“Sometimes the most angelic thing is simply someone being there when you need them” — The Secret Heart of ‘JD Days Christmas Anthology’ by JD Days

Dear listeners and readers of Soundville, the holiday season often brings reflection, memory, renewal, and sacred music that carries meaning across time. In our conversation with JD Days, we explored how the songs from the album JD Days Christmas Anthology reinterpret the spirit of Christmas through sound and narrative.

JD Days are a UK-based creative collective blending pop-rock, folk, and cinematic visual storytelling. In this interview, they spoke about reinventing Santa for a louder world, discovering connection through instrumental music, and expressing intimacy through small, quiet moments. What started as a collection of songs grew into the cinematic story JD Days Christmas Anthology, exploring belief, attention, and a renewed way of seeing Christmas.

“Here Comes Santa” – What does your Santa look like?

I loved the idea of Santa keeping his soul but updating his energy. Visually, he’s still recognisable — the red, the warmth, the generosity — but he exists in a world that feels louder and more alive. In the video, Santa doesn’t arrive quietly with sleigh bells; he arrives with momentum. Electric guitars felt like the right metaphor for modern belief — that feeling of excitement when something joyful cuts through the noise. It’s still Santa, just tuned to a different frequency.

The bridge videos — planned or discovered?

They were discovered rather than designed. The songs came first, but once I began to place them next to each other, I realised they were asking for breath — moments to reflect, to transition, to let emotion settle. The bridge pieces emerged organically during that process. In a way, they helped me understand the anthology itself. They’re not fillers; they’re connective tissue — small emotional chapters that give the whole story coherence.

Research and animated worlds — did you travel to snowy New York?

Not physically, no — but emotionally and visually, absolutely. Research for me meant observation: films, photographs, memories, sounds. Snowy New York exists in our collective imagination as much as it does geographically. I wanted to capture the feeling of being there — the loneliness, the romance, the sense of scale — rather than documentary accuracy. Animation allows you to distil reality into something truer than literal realism.

Did you write songs for specific holiday moments?

Yes — but I also wanted to leave space. Some songs naturally leaned toward certain moments: quiet nights, long drives, reflective hours. Others are more communal — songs for rooms full of people. But I didn’t want to prescribe usage too tightly. Christmas is personal. The same song can mean different things to different people, and that openness felt important.

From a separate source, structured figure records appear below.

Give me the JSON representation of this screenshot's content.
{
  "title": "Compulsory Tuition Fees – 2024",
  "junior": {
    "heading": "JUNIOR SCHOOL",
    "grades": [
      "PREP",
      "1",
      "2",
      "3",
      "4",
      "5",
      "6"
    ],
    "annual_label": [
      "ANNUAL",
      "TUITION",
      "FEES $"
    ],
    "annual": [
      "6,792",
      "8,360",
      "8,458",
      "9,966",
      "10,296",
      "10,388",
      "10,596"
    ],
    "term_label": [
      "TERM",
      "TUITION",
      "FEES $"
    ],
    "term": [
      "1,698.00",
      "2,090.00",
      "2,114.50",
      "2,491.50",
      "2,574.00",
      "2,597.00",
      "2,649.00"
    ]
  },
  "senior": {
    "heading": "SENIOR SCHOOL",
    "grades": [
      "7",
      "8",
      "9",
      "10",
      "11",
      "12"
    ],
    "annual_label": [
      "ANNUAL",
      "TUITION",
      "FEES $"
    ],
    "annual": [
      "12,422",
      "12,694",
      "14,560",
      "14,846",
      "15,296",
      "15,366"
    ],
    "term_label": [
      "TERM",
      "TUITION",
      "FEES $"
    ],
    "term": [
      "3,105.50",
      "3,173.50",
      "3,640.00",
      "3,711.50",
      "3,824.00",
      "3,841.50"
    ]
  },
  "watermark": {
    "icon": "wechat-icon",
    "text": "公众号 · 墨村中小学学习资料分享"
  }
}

Why an instrumental “Evergreen Christmas”?

Removing lyrics changes the centre of gravity of a song. Suddenly, the listener brings their own story instead of following mine. With Evergreen Christmas, the melody and harmony carried enough emotional weight to stand alone. Details in the arrangement — small movements, textures — become more visible without the vocal leading the way. It felt like the right piece to close the project quietly, almost like end credits.

“Angel Woman” — how did you show the angelic?

I deliberately avoided literal wings or halos. The angelic quality in that song is about presence rather than spectacle — calm, grace, reassurance. Visually, it’s shown through light, movement, and stillness. Sometimes the most angelic thing is simply someone being there when you need them. I wanted that sense of quiet strength rather than fantasy imagery.

A perfect film moment for these songs?

Evergreen Christmas belongs to a reflective montage — someone walking alone at night, city lights blurred by snow, memories flickering in and out.

All You Need Is Love is the opposite: a final scene where everyone converges — not perfectly, but honestly. It’s the song you play when the story resolves not because everything is fixed, but because connection remains.

Covers — reinterpret or preserve?

Both. A cover has to honour memory while offering perspective. With Happy Xmas (War Is Over) and All You Need Is Love, I wanted people to recognise the emotional DNA immediately — but then feel that it was being spoken in a new voice. You don’t replace a classic; you have a conversation with it.

The narrator — why that voice?

The narrator needed warmth without sentimentality. Authority without distance. I wanted a voice that felt like someone guiding you gently, not instructing you. We listened to several options, but when we heard this voice, it was immediate. Narration shapes how a story breathes — and this one allowed the anthology to feel cohesive rather than episodic.

The biggest surprise?

How emotional some of the animation became. There were moments where visuals unlocked something in the music that I hadn’t fully felt before. When you work at this scale, you expect technical challenges — but the real surprise was emotional. The project ended up being more intimate than I planned, and that’s something I’m grateful for.